The report notes a key change to the black timber market: Illegal logging, while long a widespread problem, was once driven by small-scale local loggers. But in the last five years, there’s been an explosion in more sophisticated operations. For example, a full-scale industrial logging operation might set up shop in a protected area while corrupt officials look the other way, and then use circuitous paperwork and bureaucracy to launder that timber and funnel it into the global supply.

That’s exactly the situation in Laos, where cronyism is fueling a boom in illegal logging that involves corrupt corporations and the Vietnamese military. The Laos report from EIA was particularly damning in highlighting how Laos is getting little value out of its extremely valuable teak reserves due to corruption. Rather than develop a domestic logging, timber processing, and woodworking industry — something Laos’ export laws are supposed to foster — officials and corporations have sold off timber for little gain.

The U.N.‘s report suggests that similar situations exist around the world, and that like we’ve seen with wildlife trafficking, organized crime has increasingly used government connections and shipping networks to open up the flow of illegal timber. And the scale is huge. For example, Indonesia officially exported 18 million more cubic meters of wood in 2008 than in 2000. While the country claimed that wood was from plantations, most of it was from natural forests.
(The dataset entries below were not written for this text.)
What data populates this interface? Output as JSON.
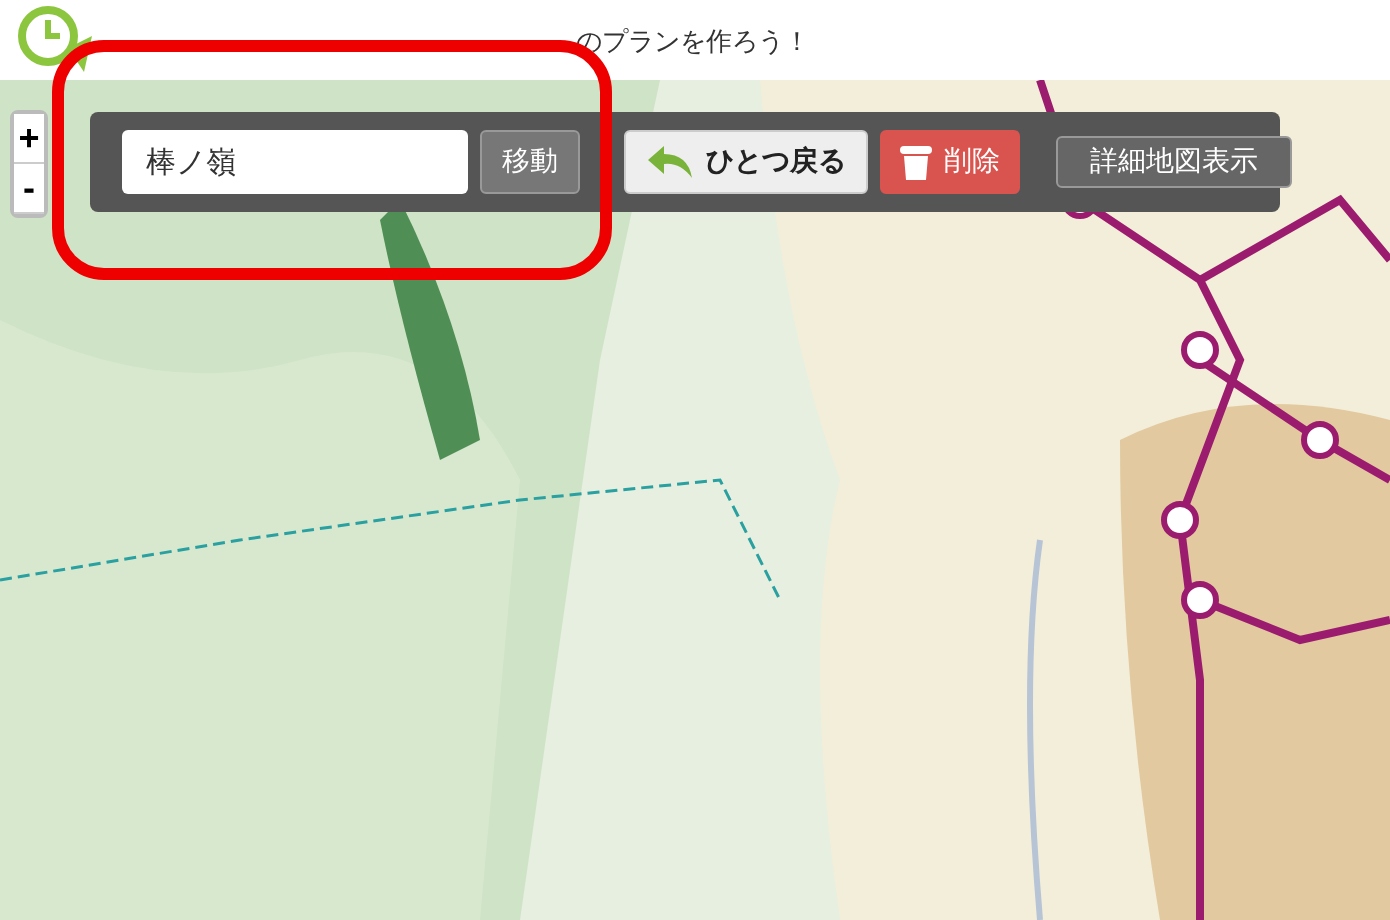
{
  "header": {
    "tagline": "のプランを作ろう！"
  },
  "zoom_controls": [
    "+",
    "-"
  ],
  "toolbar": {
    "search": {
      "value": "棒ノ嶺"
    },
    "buttons": [
      {
        "kind": "move",
        "label": "移動"
      },
      {
        "kind": "undo",
        "label": "ひとつ戻る"
      },
      {
        "kind": "delete",
        "label": "削除"
      },
      {
        "kind": "detail",
        "label": "詳細地図表示"
      }
    ]
  },
  "highlight": true
}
The end result, of course, is that the world’s most important (and last remaining) biodiversity and carbon sinks are disappearing with little oversight and without as much local economic gain as such destruction could produce. And, as Brian Merchant noted at Treehugger, illegal logging also circumvents a number of grants wealthier nations have given to poorer ones to help them protect their forest resources. With illegal trade fueling a boom in deforestation, it’s impossible for anyone to tell how fast what forests we have left, and all of the life they harbor, are disappearing.